Cass’s vision is what gender-questioning children deserve: to be treated with the same level of care as everyone else, not as little projects for activists seeking validation for their own adult identities and belief systems. But it is going to be immensely challenging for the NHS to realise, and not just because of the parlous underfunding of child mental health services. There will be resistance among captured clinicians wedded to quasi-religious beliefs.

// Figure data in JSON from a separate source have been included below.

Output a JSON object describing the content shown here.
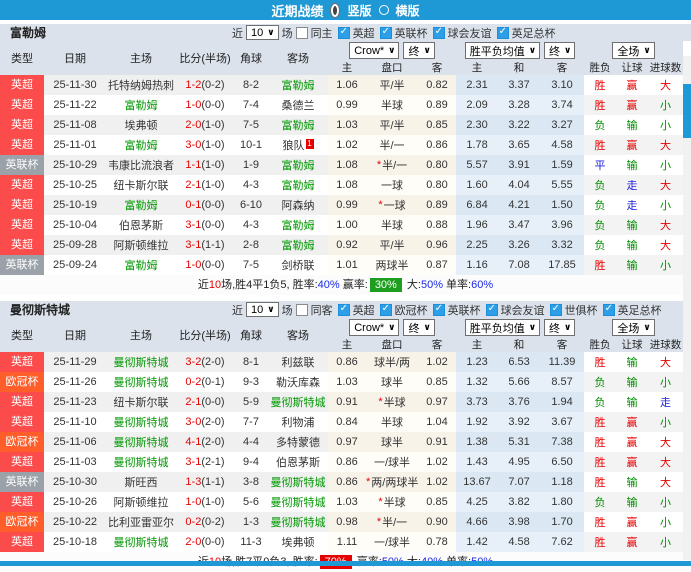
{
  "titlebar": {
    "title": "近期战绩",
    "vertical_label": "竖版",
    "horizontal_label": "横版"
  },
  "labels": {
    "near": "近",
    "games": "场"
  },
  "columns": {
    "type": "类型",
    "date": "日期",
    "home": "主场",
    "score": "比分(半场)",
    "corner": "角球",
    "away": "客场",
    "odds_home": "主",
    "handicap": "盘口",
    "odds_away": "客",
    "avg_home": "主",
    "avg_draw": "和",
    "avg_away": "客",
    "wdl": "胜负",
    "handicap_result": "让球",
    "goals": "进球数"
  },
  "dropdowns": {
    "company": "Crow*",
    "stage1": "终",
    "avg": "胜平负均值",
    "stage2": "终",
    "scope": "全场"
  },
  "colors": {
    "accent_blue": "#1f99d5",
    "leagues": {
      "英超": "#fb4b4b",
      "英联杯": "#9aa1a8",
      "欧冠杯": "#ff5e2b"
    },
    "result_map": {
      "胜": "red",
      "平": "blue",
      "负": "green",
      "赢": "red",
      "输": "green",
      "走": "blue",
      "大": "red",
      "小": "green"
    },
    "result_hex": {
      "red": "#e60000",
      "green": "#008f00",
      "blue": "#2222dd"
    }
  },
  "sections": [
    {
      "team": "富勒姆",
      "games": "10",
      "same_label": "同主",
      "leagues": [
        "英超",
        "英联杯",
        "球会友谊",
        "英足总杯"
      ],
      "rows": [
        {
          "lg": "英超",
          "date": "25-11-30",
          "home": "托特纳姆热刺",
          "hf": false,
          "score": "1-2",
          "half": "(0-2)",
          "corner": "8-2",
          "away": "富勒姆",
          "af": true,
          "rc": "",
          "o1": "1.06",
          "star": false,
          "hc": "平/半",
          "o2": "0.82",
          "w": "2.31",
          "d": "3.37",
          "l": "3.10",
          "r1": "胜",
          "r2": "赢",
          "r3": "大"
        },
        {
          "lg": "英超",
          "date": "25-11-22",
          "home": "富勒姆",
          "hf": true,
          "score": "1-0",
          "half": "(0-0)",
          "corner": "7-4",
          "away": "桑德兰",
          "af": false,
          "rc": "",
          "o1": "0.99",
          "star": false,
          "hc": "半球",
          "o2": "0.89",
          "w": "2.09",
          "d": "3.28",
          "l": "3.74",
          "r1": "胜",
          "r2": "赢",
          "r3": "小"
        },
        {
          "lg": "英超",
          "date": "25-11-08",
          "home": "埃弗顿",
          "hf": false,
          "score": "2-0",
          "half": "(1-0)",
          "corner": "7-5",
          "away": "富勒姆",
          "af": true,
          "rc": "",
          "o1": "1.03",
          "star": false,
          "hc": "平/半",
          "o2": "0.85",
          "w": "2.30",
          "d": "3.22",
          "l": "3.27",
          "r1": "负",
          "r2": "输",
          "r3": "小"
        },
        {
          "lg": "英超",
          "date": "25-11-01",
          "home": "富勒姆",
          "hf": true,
          "score": "3-0",
          "half": "(1-0)",
          "corner": "10-1",
          "away": "狼队",
          "af": false,
          "rc": "1",
          "o1": "1.02",
          "star": false,
          "hc": "半/一",
          "o2": "0.86",
          "w": "1.78",
          "d": "3.65",
          "l": "4.58",
          "r1": "胜",
          "r2": "赢",
          "r3": "大"
        },
        {
          "lg": "英联杯",
          "date": "25-10-29",
          "home": "韦康比流浪者",
          "hf": false,
          "score": "1-1",
          "half": "(1-0)",
          "corner": "1-9",
          "away": "富勒姆",
          "af": true,
          "rc": "",
          "o1": "1.08",
          "star": true,
          "hc": "半/一",
          "o2": "0.80",
          "w": "5.57",
          "d": "3.91",
          "l": "1.59",
          "r1": "平",
          "r2": "输",
          "r3": "小"
        },
        {
          "lg": "英超",
          "date": "25-10-25",
          "home": "纽卡斯尔联",
          "hf": false,
          "score": "2-1",
          "half": "(1-0)",
          "corner": "4-3",
          "away": "富勒姆",
          "af": true,
          "rc": "",
          "o1": "1.08",
          "star": false,
          "hc": "一球",
          "o2": "0.80",
          "w": "1.60",
          "d": "4.04",
          "l": "5.55",
          "r1": "负",
          "r2": "走",
          "r3": "大"
        },
        {
          "lg": "英超",
          "date": "25-10-19",
          "home": "富勒姆",
          "hf": true,
          "score": "0-1",
          "half": "(0-0)",
          "corner": "6-10",
          "away": "阿森纳",
          "af": false,
          "rc": "",
          "o1": "0.99",
          "star": true,
          "hc": "一球",
          "o2": "0.89",
          "w": "6.84",
          "d": "4.21",
          "l": "1.50",
          "r1": "负",
          "r2": "走",
          "r3": "小"
        },
        {
          "lg": "英超",
          "date": "25-10-04",
          "home": "伯恩茅斯",
          "hf": false,
          "score": "3-1",
          "half": "(0-0)",
          "corner": "4-3",
          "away": "富勒姆",
          "af": true,
          "rc": "",
          "o1": "1.00",
          "star": false,
          "hc": "半球",
          "o2": "0.88",
          "w": "1.96",
          "d": "3.47",
          "l": "3.96",
          "r1": "负",
          "r2": "输",
          "r3": "大"
        },
        {
          "lg": "英超",
          "date": "25-09-28",
          "home": "阿斯顿维拉",
          "hf": false,
          "score": "3-1",
          "half": "(1-1)",
          "corner": "2-8",
          "away": "富勒姆",
          "af": true,
          "rc": "",
          "o1": "0.92",
          "star": false,
          "hc": "平/半",
          "o2": "0.96",
          "w": "2.25",
          "d": "3.26",
          "l": "3.32",
          "r1": "负",
          "r2": "输",
          "r3": "大"
        },
        {
          "lg": "英联杯",
          "date": "25-09-24",
          "home": "富勒姆",
          "hf": true,
          "score": "1-0",
          "half": "(0-0)",
          "corner": "7-5",
          "away": "剑桥联",
          "af": false,
          "rc": "",
          "o1": "1.01",
          "star": false,
          "hc": "两球半",
          "o2": "0.87",
          "w": "1.16",
          "d": "7.08",
          "l": "17.85",
          "r1": "胜",
          "r2": "输",
          "r3": "小"
        }
      ],
      "summary": [
        {
          "text": "近",
          "style": "plain"
        },
        {
          "text": "10",
          "style": "red"
        },
        {
          "text": "场,胜4平1负5, 胜率:",
          "style": "plain"
        },
        {
          "text": "40%",
          "style": "blue"
        },
        {
          "text": " 赢率:",
          "style": "plain"
        },
        {
          "text": "30%",
          "style": "badge-green"
        },
        {
          "text": " 大:",
          "style": "plain"
        },
        {
          "text": "50%",
          "style": "blue"
        },
        {
          "text": " 单率:",
          "style": "plain"
        },
        {
          "text": "60%",
          "style": "blue"
        }
      ]
    },
    {
      "team": "曼彻斯特城",
      "games": "10",
      "same_label": "同客",
      "leagues": [
        "英超",
        "欧冠杯",
        "英联杯",
        "球会友谊",
        "世俱杯",
        "英足总杯"
      ],
      "rows": [
        {
          "lg": "英超",
          "date": "25-11-29",
          "home": "曼彻斯特城",
          "hf": true,
          "score": "3-2",
          "half": "(2-0)",
          "corner": "8-1",
          "away": "利兹联",
          "af": false,
          "rc": "",
          "o1": "0.86",
          "star": false,
          "hc": "球半/两",
          "o2": "1.02",
          "w": "1.23",
          "d": "6.53",
          "l": "11.39",
          "r1": "胜",
          "r2": "输",
          "r3": "大"
        },
        {
          "lg": "欧冠杯",
          "date": "25-11-26",
          "home": "曼彻斯特城",
          "hf": true,
          "score": "0-2",
          "half": "(0-1)",
          "corner": "9-3",
          "away": "勒沃库森",
          "af": false,
          "rc": "",
          "o1": "1.03",
          "star": false,
          "hc": "球半",
          "o2": "0.85",
          "w": "1.32",
          "d": "5.66",
          "l": "8.57",
          "r1": "负",
          "r2": "输",
          "r3": "小"
        },
        {
          "lg": "英超",
          "date": "25-11-23",
          "home": "纽卡斯尔联",
          "hf": false,
          "score": "2-1",
          "half": "(0-0)",
          "corner": "5-9",
          "away": "曼彻斯特城",
          "af": true,
          "rc": "",
          "o1": "0.91",
          "star": true,
          "hc": "半球",
          "o2": "0.97",
          "w": "3.73",
          "d": "3.76",
          "l": "1.94",
          "r1": "负",
          "r2": "输",
          "r3": "走"
        },
        {
          "lg": "英超",
          "date": "25-11-10",
          "home": "曼彻斯特城",
          "hf": true,
          "score": "3-0",
          "half": "(2-0)",
          "corner": "7-7",
          "away": "利物浦",
          "af": false,
          "rc": "",
          "o1": "0.84",
          "star": false,
          "hc": "半球",
          "o2": "1.04",
          "w": "1.92",
          "d": "3.92",
          "l": "3.67",
          "r1": "胜",
          "r2": "赢",
          "r3": "小"
        },
        {
          "lg": "欧冠杯",
          "date": "25-11-06",
          "home": "曼彻斯特城",
          "hf": true,
          "score": "4-1",
          "half": "(2-0)",
          "corner": "4-4",
          "away": "多特蒙德",
          "af": false,
          "rc": "",
          "o1": "0.97",
          "star": false,
          "hc": "球半",
          "o2": "0.91",
          "w": "1.38",
          "d": "5.31",
          "l": "7.38",
          "r1": "胜",
          "r2": "赢",
          "r3": "大"
        },
        {
          "lg": "英超",
          "date": "25-11-03",
          "home": "曼彻斯特城",
          "hf": true,
          "score": "3-1",
          "half": "(2-1)",
          "corner": "9-4",
          "away": "伯恩茅斯",
          "af": false,
          "rc": "",
          "o1": "0.86",
          "star": false,
          "hc": "一/球半",
          "o2": "1.02",
          "w": "1.43",
          "d": "4.95",
          "l": "6.50",
          "r1": "胜",
          "r2": "赢",
          "r3": "大"
        },
        {
          "lg": "英联杯",
          "date": "25-10-30",
          "home": "斯旺西",
          "hf": false,
          "score": "1-3",
          "half": "(1-1)",
          "corner": "3-8",
          "away": "曼彻斯特城",
          "af": true,
          "rc": "",
          "o1": "0.86",
          "star": true,
          "hc": "两/两球半",
          "o2": "1.02",
          "w": "13.67",
          "d": "7.07",
          "l": "1.18",
          "r1": "胜",
          "r2": "输",
          "r3": "大"
        },
        {
          "lg": "英超",
          "date": "25-10-26",
          "home": "阿斯顿维拉",
          "hf": false,
          "score": "1-0",
          "half": "(1-0)",
          "corner": "5-6",
          "away": "曼彻斯特城",
          "af": true,
          "rc": "",
          "o1": "1.03",
          "star": true,
          "hc": "半球",
          "o2": "0.85",
          "w": "4.25",
          "d": "3.82",
          "l": "1.80",
          "r1": "负",
          "r2": "输",
          "r3": "小"
        },
        {
          "lg": "欧冠杯",
          "date": "25-10-22",
          "home": "比利亚雷亚尔",
          "hf": false,
          "score": "0-2",
          "half": "(0-2)",
          "corner": "1-3",
          "away": "曼彻斯特城",
          "af": true,
          "rc": "",
          "o1": "0.98",
          "star": true,
          "hc": "半/一",
          "o2": "0.90",
          "w": "4.66",
          "d": "3.98",
          "l": "1.70",
          "r1": "胜",
          "r2": "赢",
          "r3": "小"
        },
        {
          "lg": "英超",
          "date": "25-10-18",
          "home": "曼彻斯特城",
          "hf": true,
          "score": "2-0",
          "half": "(0-0)",
          "corner": "11-3",
          "away": "埃弗顿",
          "af": false,
          "rc": "",
          "o1": "1.11",
          "star": false,
          "hc": "一/球半",
          "o2": "0.78",
          "w": "1.42",
          "d": "4.58",
          "l": "7.62",
          "r1": "胜",
          "r2": "赢",
          "r3": "小"
        }
      ],
      "summary": [
        {
          "text": "近",
          "style": "plain"
        },
        {
          "text": "10",
          "style": "red"
        },
        {
          "text": "场,胜7平0负3, 胜率:",
          "style": "plain"
        },
        {
          "text": "70%",
          "style": "badge-red"
        },
        {
          "text": " 赢率:",
          "style": "plain"
        },
        {
          "text": "50%",
          "style": "blue"
        },
        {
          "text": " 大:",
          "style": "plain"
        },
        {
          "text": "40%",
          "style": "blue"
        },
        {
          "text": " 单率:",
          "style": "plain"
        },
        {
          "text": "50%",
          "style": "blue"
        }
      ]
    }
  ]
}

It is astounding that six out of seven adult clinics refused to cooperate with the review on a study to shed more light on those the NHS treated as children. A senior NHS researcher at one trust told me the opposition to taking part in an uncontroversial methodology to inform better outcomes came not from the board but from some clinicians in their service, and this was unheard of in other parts of the NHS.
Cass has also commented on the intense toxicity of the debate. The fact that she says medical professionals were scared of being called transphobic, or accused of practising conversion therapy, if they took a more cautious approach in a climate where activists and charities like Stonewall were quick to level accusations of bigotry at people flagging concerns, and that NHS whistle-blowers were vilified by their employer, has not only prolonged the avoidable harm that will have been caused to some young people but will make it difficult to recruit clinicians, or grounded social workers to any new service.
The Cass Report is an immense achievement. It has stripped some of the heat out of one of the most contested arenas of modern medicine (and, ergo, social work) and restored the role of evidence back to its rightful place. But there is a long way to go yet in unpicking the influence of a contested and controversial – yet in some cases, deeply embedded – adult ideology about sex and gender.
Social workers, entangled in this web of deceit and outright lies should take heed and back off from ill-judged, ill-informed, ideologically driven, wild ideas. To paraphrase, ‘social workers, leave those kids alone; all in all, it’s just another brick in the wall’.
This week: Tim finished watching the excellent Nordic Murders series on the Channel Four catch-up streaming service. There are a large number of episodes, all set on the Baltic island of Usedom, close to the German-Polish border. Good cast, twisty plots, all help keep the viewer intrigued and entertained; highly recommended.